Context Diagram
A high-level diagram showing the system as a single box surrounded by its users and the other systems it interacts with. It defines the system boundary and external dependencies at the highest level of abstraction.
Purpose
The context diagram provides a shared understanding of what the system is, who uses it, and what it connects to. It is the starting point for any architecture discussion and ensures all stakeholders agree on scope and boundaries.
When to Use
Create a context diagram at the very start of any project — during discovery or early alpha. It should be the first architecture diagram produced.
How to Build
Start by drawing your system as a single box in the centre of the diagram. Label it clearly with the system name and a one-line description.
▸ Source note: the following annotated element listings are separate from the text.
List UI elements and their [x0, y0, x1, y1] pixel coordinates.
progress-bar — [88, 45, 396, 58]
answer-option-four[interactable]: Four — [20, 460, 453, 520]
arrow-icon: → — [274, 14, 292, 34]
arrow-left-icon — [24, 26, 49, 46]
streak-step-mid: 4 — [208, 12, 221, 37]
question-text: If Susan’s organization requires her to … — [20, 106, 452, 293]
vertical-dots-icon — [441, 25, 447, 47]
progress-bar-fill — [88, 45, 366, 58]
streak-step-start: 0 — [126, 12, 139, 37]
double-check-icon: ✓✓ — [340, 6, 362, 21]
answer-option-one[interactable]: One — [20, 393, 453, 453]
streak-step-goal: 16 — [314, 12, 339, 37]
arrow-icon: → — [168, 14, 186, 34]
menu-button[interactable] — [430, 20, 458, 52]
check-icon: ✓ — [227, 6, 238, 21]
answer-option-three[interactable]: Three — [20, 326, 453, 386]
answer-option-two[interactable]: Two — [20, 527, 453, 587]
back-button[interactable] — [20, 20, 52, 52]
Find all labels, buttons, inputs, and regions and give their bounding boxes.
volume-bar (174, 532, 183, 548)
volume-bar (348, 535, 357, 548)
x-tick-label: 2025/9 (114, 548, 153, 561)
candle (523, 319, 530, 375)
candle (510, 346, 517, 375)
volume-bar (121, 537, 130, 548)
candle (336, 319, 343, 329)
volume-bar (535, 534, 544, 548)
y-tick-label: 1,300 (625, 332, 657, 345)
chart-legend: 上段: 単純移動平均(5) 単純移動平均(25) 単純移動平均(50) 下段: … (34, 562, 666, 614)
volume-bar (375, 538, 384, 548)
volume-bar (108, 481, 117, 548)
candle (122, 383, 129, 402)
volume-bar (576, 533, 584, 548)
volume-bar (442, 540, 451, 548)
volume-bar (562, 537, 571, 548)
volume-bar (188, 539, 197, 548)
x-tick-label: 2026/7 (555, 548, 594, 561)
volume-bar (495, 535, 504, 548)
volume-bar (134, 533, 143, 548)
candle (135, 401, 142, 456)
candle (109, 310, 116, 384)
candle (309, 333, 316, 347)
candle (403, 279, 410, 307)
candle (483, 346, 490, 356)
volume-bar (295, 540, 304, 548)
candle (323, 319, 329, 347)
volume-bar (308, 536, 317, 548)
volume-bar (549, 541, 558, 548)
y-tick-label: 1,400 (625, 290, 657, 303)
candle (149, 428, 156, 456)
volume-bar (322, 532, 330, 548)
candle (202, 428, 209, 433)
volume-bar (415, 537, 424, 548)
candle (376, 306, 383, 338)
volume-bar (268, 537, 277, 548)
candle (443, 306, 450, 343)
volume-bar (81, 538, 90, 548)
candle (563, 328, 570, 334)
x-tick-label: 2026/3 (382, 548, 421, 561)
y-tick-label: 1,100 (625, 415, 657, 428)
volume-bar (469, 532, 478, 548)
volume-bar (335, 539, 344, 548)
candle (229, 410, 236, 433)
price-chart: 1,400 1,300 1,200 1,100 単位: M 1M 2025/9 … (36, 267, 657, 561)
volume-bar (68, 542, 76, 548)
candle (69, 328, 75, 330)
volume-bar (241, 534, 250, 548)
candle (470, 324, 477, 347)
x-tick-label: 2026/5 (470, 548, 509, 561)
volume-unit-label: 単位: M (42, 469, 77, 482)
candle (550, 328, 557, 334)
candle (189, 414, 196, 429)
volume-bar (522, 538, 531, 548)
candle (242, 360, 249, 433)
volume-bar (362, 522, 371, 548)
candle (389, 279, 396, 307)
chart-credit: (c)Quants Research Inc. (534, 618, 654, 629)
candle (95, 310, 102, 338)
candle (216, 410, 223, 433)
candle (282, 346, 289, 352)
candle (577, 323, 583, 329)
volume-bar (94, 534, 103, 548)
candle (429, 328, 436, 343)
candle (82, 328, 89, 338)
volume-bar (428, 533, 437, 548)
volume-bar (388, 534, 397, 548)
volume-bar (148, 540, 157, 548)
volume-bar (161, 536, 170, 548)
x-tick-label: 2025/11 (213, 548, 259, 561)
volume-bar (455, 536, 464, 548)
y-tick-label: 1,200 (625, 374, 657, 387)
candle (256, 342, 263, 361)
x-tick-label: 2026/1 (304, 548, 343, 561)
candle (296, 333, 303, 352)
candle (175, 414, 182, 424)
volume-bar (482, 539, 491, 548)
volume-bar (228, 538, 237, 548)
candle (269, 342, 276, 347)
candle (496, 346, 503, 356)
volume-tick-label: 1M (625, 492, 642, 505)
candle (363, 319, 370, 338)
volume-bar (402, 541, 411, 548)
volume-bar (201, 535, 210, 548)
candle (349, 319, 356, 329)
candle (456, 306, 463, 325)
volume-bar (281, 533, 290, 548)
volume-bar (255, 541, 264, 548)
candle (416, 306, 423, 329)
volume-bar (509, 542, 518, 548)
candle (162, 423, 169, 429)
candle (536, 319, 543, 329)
Identify all the people (actors) who use the system. Draw them around the outside with labels describing their role.
Identify all external systems that your system interacts with. Draw each as a box with a clear label.
Draw lines between your system and each actor/external system. Label each line with the nature of the interaction.
Keep it simple — a context diagram should fit on a single page and be understandable by anyone in 30 seconds.
Tips
- Follow C4 model conventions: system in the centre, people at the top, external systems around the edges.
- Use colour coding consistently.
- Include a brief description on each element.
- Show the direction of data flow on relationship lines.
- Keep it to one page — more detail belongs in container or component diagrams.
Common Mistakes
- Including too much internal detail — the context diagram should show the system as a black box.
- Omitting external systems the solution depends on.
- Not labelling relationships.
- Making it too complex with more than 10-12 elements.
- Forgetting to include human actors.
Government Context
In UK government, context diagrams are essential for GDS service assessments and spend control submissions. They should clearly show cross-government shared platforms (GOV.UK Notify, Pay, Verify) and dependencies on other departments. For security accreditation, the context diagram helps identify trust boundaries and data flows crossing security domains.